Continuous integration

.github/workflows/ci.yml runs on every push to main and every PR: make lint + make typing (Python 3.12) and make test (Python 3.10 and 3.13). .github/workflows/integration.yml runs make test_integration nightly and on-demand (workflow_dispatch), reading the repo-level DIFFBOT_API_TOKEN secret. It is kept off the per-PR path on purpose: neither schedule nor workflow_dispatch can be triggered by a fork PR, so the token is never exposed to untrusted code.
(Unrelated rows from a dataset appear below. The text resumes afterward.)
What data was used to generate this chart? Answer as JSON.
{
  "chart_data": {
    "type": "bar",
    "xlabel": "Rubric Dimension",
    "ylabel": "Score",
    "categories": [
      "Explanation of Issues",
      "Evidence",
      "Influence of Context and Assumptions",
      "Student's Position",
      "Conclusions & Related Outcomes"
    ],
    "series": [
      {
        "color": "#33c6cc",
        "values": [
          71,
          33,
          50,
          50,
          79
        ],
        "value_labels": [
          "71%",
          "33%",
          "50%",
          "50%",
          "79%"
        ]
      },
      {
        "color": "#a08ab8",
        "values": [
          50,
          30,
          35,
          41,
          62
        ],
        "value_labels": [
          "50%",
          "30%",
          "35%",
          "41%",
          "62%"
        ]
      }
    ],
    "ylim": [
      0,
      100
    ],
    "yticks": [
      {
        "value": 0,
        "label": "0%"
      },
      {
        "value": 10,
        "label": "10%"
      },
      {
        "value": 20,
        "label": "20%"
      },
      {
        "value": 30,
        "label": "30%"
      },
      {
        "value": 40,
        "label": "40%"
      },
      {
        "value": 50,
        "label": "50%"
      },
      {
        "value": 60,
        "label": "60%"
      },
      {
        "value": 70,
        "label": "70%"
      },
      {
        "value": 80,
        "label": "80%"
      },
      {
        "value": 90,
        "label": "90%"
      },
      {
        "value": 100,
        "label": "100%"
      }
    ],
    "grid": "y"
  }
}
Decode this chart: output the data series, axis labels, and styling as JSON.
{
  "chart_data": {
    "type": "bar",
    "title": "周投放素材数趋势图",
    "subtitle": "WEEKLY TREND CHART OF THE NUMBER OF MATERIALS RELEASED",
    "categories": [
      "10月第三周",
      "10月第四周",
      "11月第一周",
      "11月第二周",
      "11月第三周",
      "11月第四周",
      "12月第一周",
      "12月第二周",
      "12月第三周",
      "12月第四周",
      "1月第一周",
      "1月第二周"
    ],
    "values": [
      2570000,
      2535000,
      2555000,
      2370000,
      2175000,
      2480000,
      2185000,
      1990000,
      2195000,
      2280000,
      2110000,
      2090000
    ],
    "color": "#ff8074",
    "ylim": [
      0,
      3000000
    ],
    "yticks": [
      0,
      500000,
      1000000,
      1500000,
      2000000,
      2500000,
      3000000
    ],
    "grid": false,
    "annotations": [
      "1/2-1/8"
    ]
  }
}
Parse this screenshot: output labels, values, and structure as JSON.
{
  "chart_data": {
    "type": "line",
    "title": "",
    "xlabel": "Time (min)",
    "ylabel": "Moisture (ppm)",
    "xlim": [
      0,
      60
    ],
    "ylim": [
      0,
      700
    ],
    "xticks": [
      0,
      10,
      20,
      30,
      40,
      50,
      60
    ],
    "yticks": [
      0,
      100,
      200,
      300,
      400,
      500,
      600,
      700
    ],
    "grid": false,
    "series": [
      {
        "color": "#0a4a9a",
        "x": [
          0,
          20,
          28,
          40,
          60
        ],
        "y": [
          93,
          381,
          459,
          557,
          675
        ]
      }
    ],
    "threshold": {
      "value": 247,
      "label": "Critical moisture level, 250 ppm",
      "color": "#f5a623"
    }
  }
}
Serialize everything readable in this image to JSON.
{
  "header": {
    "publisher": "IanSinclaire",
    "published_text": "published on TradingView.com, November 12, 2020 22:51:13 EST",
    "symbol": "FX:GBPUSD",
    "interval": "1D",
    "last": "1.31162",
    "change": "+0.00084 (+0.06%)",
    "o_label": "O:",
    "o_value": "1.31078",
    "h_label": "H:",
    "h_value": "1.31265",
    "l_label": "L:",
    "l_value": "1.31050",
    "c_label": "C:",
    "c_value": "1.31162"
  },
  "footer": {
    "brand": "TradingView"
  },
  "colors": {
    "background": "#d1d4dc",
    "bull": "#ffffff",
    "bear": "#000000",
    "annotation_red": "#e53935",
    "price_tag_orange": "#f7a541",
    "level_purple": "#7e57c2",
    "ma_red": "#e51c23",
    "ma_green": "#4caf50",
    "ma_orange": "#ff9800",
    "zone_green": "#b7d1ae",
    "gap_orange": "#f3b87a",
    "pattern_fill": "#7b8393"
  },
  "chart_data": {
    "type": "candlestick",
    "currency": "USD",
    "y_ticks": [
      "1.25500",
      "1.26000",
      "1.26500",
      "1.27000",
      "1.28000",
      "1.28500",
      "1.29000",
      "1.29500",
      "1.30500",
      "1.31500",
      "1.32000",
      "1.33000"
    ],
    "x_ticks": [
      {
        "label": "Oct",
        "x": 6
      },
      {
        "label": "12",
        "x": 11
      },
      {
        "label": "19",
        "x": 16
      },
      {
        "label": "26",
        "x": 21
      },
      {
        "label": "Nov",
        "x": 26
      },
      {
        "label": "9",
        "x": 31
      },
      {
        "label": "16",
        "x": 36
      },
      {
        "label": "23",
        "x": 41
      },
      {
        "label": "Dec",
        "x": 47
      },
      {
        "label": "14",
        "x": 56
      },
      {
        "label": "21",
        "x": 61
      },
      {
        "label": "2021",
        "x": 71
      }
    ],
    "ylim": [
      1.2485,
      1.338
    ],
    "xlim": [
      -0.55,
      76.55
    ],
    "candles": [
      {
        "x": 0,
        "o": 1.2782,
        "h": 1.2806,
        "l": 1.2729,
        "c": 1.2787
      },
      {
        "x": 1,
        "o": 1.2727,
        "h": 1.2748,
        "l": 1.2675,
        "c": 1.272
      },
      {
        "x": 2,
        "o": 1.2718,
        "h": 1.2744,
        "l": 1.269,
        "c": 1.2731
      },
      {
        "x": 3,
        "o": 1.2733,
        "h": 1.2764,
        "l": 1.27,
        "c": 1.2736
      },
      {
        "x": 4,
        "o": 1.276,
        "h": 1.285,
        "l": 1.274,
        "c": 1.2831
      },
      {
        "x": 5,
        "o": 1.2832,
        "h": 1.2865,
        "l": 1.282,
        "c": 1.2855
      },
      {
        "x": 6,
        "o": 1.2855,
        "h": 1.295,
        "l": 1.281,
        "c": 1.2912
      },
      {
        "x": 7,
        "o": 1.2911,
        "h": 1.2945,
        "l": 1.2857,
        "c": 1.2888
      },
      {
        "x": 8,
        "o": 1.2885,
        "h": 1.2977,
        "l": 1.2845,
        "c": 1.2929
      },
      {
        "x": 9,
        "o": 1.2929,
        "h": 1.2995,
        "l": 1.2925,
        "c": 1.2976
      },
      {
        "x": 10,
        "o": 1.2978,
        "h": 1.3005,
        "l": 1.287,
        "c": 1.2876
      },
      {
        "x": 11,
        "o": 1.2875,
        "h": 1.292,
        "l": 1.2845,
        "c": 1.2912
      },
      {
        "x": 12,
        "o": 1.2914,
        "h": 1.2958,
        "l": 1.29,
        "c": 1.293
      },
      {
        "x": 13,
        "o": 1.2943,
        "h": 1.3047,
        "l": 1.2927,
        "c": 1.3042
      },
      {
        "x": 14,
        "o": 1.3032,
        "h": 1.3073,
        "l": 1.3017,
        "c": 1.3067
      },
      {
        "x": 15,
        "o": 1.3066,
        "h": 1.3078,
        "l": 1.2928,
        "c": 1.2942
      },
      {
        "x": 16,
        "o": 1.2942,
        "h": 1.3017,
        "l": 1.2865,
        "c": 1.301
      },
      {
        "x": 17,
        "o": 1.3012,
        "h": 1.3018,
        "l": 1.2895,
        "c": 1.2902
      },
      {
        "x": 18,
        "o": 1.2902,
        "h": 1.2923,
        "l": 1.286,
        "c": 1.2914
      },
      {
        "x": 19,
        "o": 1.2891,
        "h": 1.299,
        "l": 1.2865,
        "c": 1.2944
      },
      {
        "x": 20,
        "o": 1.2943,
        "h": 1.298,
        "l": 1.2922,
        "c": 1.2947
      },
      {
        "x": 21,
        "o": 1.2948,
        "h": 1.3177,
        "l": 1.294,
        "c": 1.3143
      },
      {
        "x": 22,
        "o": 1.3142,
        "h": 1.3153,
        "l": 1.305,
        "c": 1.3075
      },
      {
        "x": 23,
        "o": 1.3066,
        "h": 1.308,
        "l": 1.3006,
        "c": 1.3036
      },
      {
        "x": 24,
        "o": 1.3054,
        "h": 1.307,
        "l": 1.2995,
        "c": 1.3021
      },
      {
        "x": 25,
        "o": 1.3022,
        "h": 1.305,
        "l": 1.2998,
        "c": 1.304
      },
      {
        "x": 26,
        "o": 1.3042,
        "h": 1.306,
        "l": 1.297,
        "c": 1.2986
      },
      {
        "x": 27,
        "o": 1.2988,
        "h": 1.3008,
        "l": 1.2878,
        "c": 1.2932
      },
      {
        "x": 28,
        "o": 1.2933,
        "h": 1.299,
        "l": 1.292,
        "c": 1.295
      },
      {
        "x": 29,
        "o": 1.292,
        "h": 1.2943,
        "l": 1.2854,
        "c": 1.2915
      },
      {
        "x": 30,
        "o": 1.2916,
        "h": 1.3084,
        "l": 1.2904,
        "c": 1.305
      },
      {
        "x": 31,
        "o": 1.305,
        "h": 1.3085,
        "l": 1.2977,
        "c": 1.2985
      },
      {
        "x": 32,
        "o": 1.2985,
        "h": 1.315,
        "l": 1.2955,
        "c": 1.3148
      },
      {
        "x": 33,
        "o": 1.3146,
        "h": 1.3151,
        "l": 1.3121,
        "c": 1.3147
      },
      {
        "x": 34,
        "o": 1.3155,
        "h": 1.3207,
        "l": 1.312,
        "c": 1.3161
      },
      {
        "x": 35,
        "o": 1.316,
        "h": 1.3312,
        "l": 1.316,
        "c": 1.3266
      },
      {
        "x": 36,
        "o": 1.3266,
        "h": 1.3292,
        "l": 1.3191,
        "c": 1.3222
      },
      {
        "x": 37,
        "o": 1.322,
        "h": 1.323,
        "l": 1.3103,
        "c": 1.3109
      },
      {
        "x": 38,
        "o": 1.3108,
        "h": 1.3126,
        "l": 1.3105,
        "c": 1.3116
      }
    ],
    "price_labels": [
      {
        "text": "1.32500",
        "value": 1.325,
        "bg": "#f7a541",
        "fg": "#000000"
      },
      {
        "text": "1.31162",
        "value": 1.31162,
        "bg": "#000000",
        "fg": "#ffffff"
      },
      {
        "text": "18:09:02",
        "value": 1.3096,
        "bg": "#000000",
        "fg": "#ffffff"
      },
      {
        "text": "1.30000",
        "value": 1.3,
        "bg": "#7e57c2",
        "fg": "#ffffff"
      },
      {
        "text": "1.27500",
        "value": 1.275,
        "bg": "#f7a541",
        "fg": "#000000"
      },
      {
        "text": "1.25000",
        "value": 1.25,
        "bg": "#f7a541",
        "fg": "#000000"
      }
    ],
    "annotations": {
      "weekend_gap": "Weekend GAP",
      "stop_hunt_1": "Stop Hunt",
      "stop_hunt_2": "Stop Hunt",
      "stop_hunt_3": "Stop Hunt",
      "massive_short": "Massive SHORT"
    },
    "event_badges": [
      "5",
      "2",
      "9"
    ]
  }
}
CI cannot use the [tool.uv.sources] table, which pins langchain-core / langchain-tests to the sibling ../langchain/ checkout that only exists locally. Every CI install is uv sync --no-sources (resolves those from PyPI, the same path release builds take) and sets UV_NO_SYNC=true so the make targets' uv run reuse the synced env instead of re-resolving against the sources table. --no-sources re-resolves, so uv.lock is not used in CI.

Releasing

PyPI / TestPyPI tokens live in the macOS Keychain so the Makefile pulls them automatically — no plaintext on disk, no shell-history leaks. First-time (or post-rotation) setup:

make set-token-testpypi    # prompts; input hidden as you paste (bash read -rsp)
make set-token-pypi        # same, for real PyPI

Each target reads with hidden input, overwrites any existing entry, and keeps the token out of make output and shell history. Per-version flow:

make bump-patch            # 0.1.0 → 0.1.1  (or bump-minor / bump-major)
make release-test          # publish to TestPyPI
make verify-release-test   # install from TestPyPI in a throwaway venv
make release               # publish to real PyPI (prompts to type the version)
make verify-release        # install from PyPI in a throwaway venv

release-test / release refuse to publish if the current pyproject.toml version is already on the target index, so the loop is always "bump → release-test → verify → release → verify". PyPI never allows re-uploading a version. To rotate a token, revoke the old one at https://pypi.org/manage/account/token/ (or the TestPyPI equivalent) and re-run the matching set-token-* target — it overwrites the Keychain entry.

Layout

langchain_diffbot/
├── __init__.py            # public re-exports — every user-facing class listed in __all__
├── _base.py               # _BaseDiffbotComponent — holds client / async_client; yields them per call (never closes)
├── chat_models.py         # ChatDiffbot (wraps `ask`)
├── document_loaders.py    # DiffbotExtractLoader, DiffbotCrawlLoader
├── retrievers.py          # DiffbotKnowledgeGraphRetriever, DiffbotWebSearchRetriever
├── tools.py               # DiffbotExtractTool, DiffbotWebSearchTool, DiffbotEntitiesTool, DiffbotKnowledgeGraphTool, DiffbotAskTool, DiffbotOntologyTool, DiffbotDQLProbeTool
└── py.typed               # PEP 561 marker
tests/
├── unit_tests/            # no network — use respx to mock the SDK's httpx calls
└── integration_tests/     # hit real Diffbot; require DIFFBOT_API_TOKEN

New public surfaces go in their own top-level module and get re-exported from __init__.py. tests/unit_tests/test_imports.py asserts the public surface.